Christie’s administration is planning to reduce charity-care funding for hospitals by $25 million, which will trigger the loss of another $25 million in matching federal funds. The state is also planning to delay the schedule of a tax-credit program offered to businesses to encourage hiring, a change that will save $135 million. And another $20 million is being taken from the state’s Clean Energy Fund.
“Some policymakers in this state seem to have the idea that the solution to the latest revenue shortfall is to continue to offer tax breaks almost exclusively skewed towards the wealthiest New Jerseyans. This is misguided and counterproductive,” said Analilia Mejia, executive director of New Jersey Working Families.

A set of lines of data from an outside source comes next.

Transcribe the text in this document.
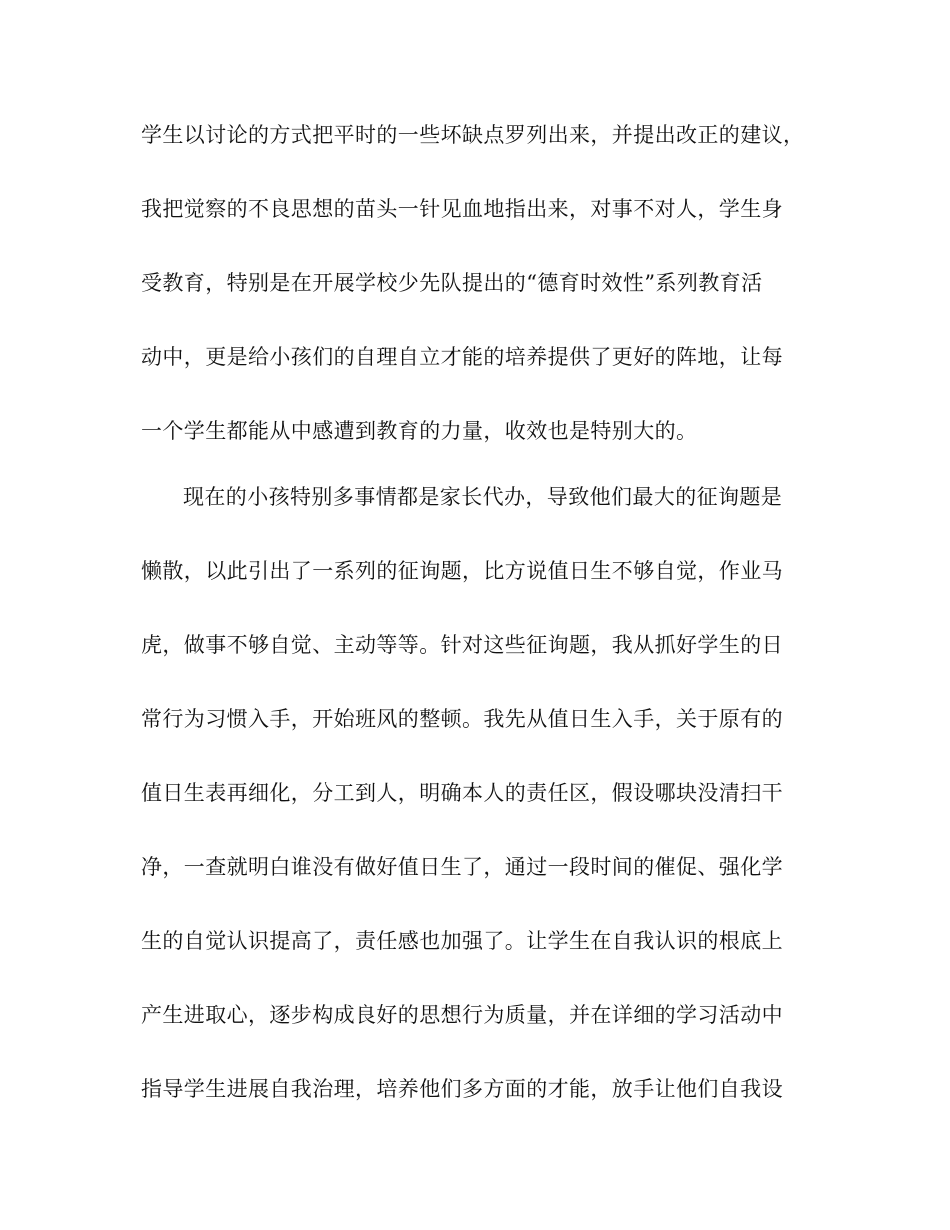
学生以讨论的方式把平时的一些坏缺点罗列出来，并提出改正的建议，
我把觉察的不良思想的苗头一针见血地指出来，对事不对人，学生身
受教育，特别是在开展学校少先队提出的“德育时效性”系列教育活
动中，更是给小孩们的自理自立才能的培养提供了更好的阵地，让每
一个学生都能从中感遭到教育的力量，收效也是特别大的。
现在的小孩特别多事情都是家长代办，导致他们最大的征询题是
懒散，以此引出了一系列的征询题，比方说值日生不够自觉，作业马
虎，做事不够自觉、主动等等。针对这些征询题，我从抓好学生的日
常行为习惯入手，开始班风的整顿。我先从值日生入手，关于原有的
值日生表再细化，分工到人，明确本人的责任区，假设哪块没清扫干
净，一查就明白谁没有做好值日生了，通过一段时间的催促、强化学
生的自觉认识提高了，责任感也加强了。让学生在自我认识的根底上
产生进取心，逐步构成良好的思想行为质量，并在详细的学习活动中
指导学生进展自我治理，培养他们多方面的才能，放手让他们自我设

“The reality is that deep tax cuts result in significant deterioration in key areas that make the state attractive to its residents, such as education, public safety, parks, roads, and infrastructure,” Mejia said. “The more we continue to deplete the general revenue fund the less desirable New Jersey becomes to stay in and raise a family.”
And during the Senate committee hearing, Sen. Teresa Ruiz (D-Essex) pointed to the new spending cuts while issuing a warning to her colleagues. Solving one budget problem with tax cuts could create another one if it means there’s a new budget hole in the future to deal with.
“There are many of us on this committee and others who say let’s be very careful of policy changes we make because, as we see in this year’s budget, there is a shortfall and we’re looking to pull funds from other areas to fill this budget gap,” Ruiz said.
“We have to be very responsible in our approach so that we don’t create policy change that can potentially keep people here in the state of New Jersey at the expense of a five-year trajectory of having a bigger hole in our budget,” she said.